Julien Doré: « Je suis un peu comme tout le monde : je ne sais pas »

Trois ans que Julien Doré s’est reconnecté à sa terre natale. Un changement de vie radical qui a influencé son dernier album, aimée, regard doux-amer bourré de fantaisie sur notre monde désaxé. Par Isabelle Blandiaux.

Terre Adorée

Nous retrouvons Julien Doré sur la terrasse d’un hôtel du centre de Bruxelles, avant le lockdown d’automne. Il vient de déjeuner avec Brice VDH, ami et réalisateur belge avec lequel il a passé une bonne partie de l’été dernier à mettre en images l’univers tendre, coloré, surréaliste de son 5e album, aimée. L’humilité à fleur de peau et le Sud dans la voix, l’artiste a ressenti le besoin de se recentrer en retournant vivre sur la terre de son enfance, dans les Cévennes. Une sorte de confinement volontaire avant la lettre, dans un repaire perdu au milieu de la nature, où Julien Doré vit entouré de ses chiens blancs, Simone et Jean-Marie, avec lesquels il s’offre même un « duo » sur le titre Waf. Il y savoure la solitude sans s’être transformé en ermite pour autant, privilégiant les relations vraies aux sourires de circonstance. Sur son disque aussi, il assume une parole plus authentique sur ses doutes et angoisses quant à l’avenir de la planète et la problématique lancinante des réfugiés, tout en enrobant ces thématiques plus sombres d’un cocon de tendresse infinie et d’une couche d’autodérision bien barrée.
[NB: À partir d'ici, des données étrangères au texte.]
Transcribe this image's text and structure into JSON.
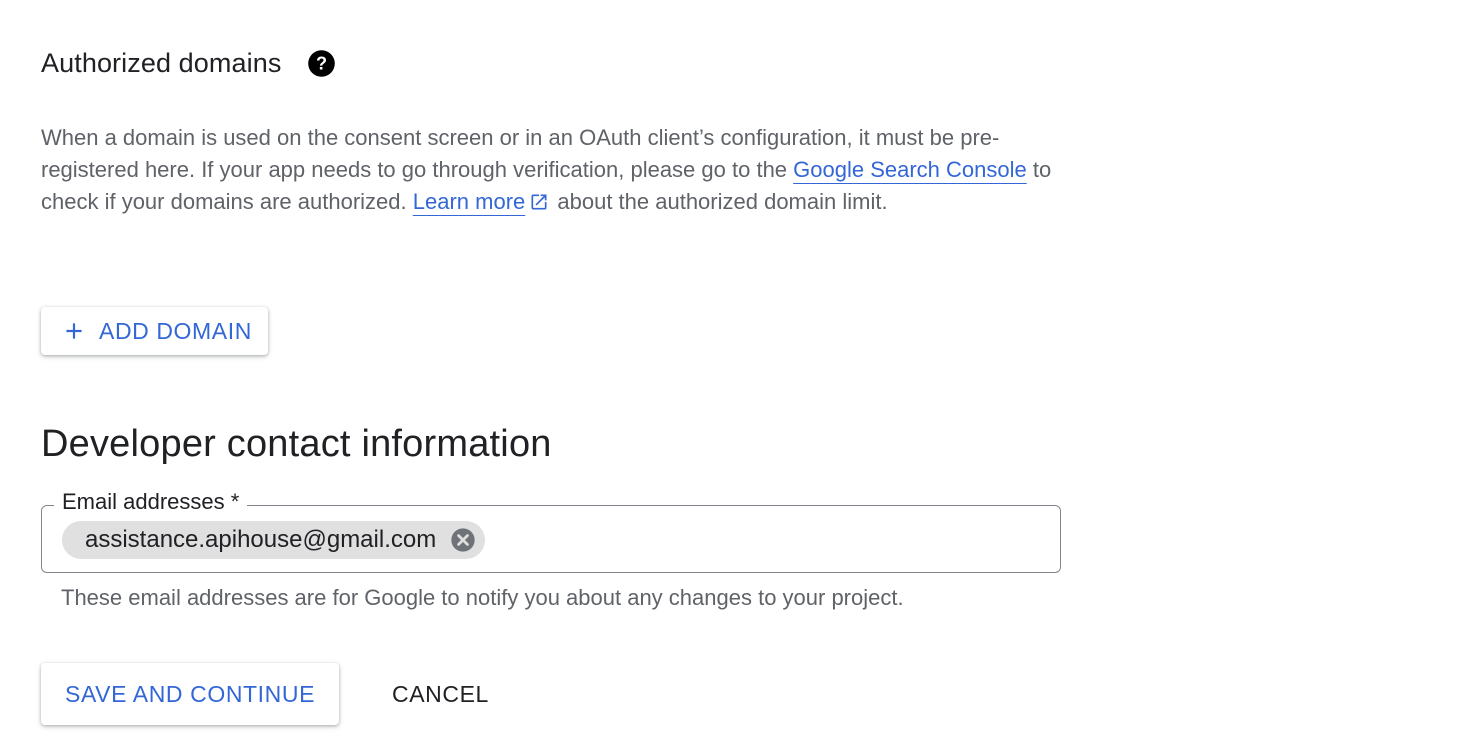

Écrites et enregistrées avant la pandémie, ses chansons semblent parfois prémonitoires (La Fièvre, La Bise, Nous...) ou prennent en tout cas une tonalité encore plus intense à la lumière de ce qu’est devenu notre quotidien. Rencontre avec un homme en chemin.

L’affichage de ce contenu a été bloqué pour respecter vos choix en matière de cookies. Cliquez ici pour régler vos préférences en matière de cookies et afficher le contenu.
Vous pouvez modifier vos choix à tout moment en cliquant sur « Paramètres des cookies » en bas du site.

Te réinstaller dans le Sud, c’était pour toi adopter une position de repli pour mieux observer le monde, y voir plus clair ?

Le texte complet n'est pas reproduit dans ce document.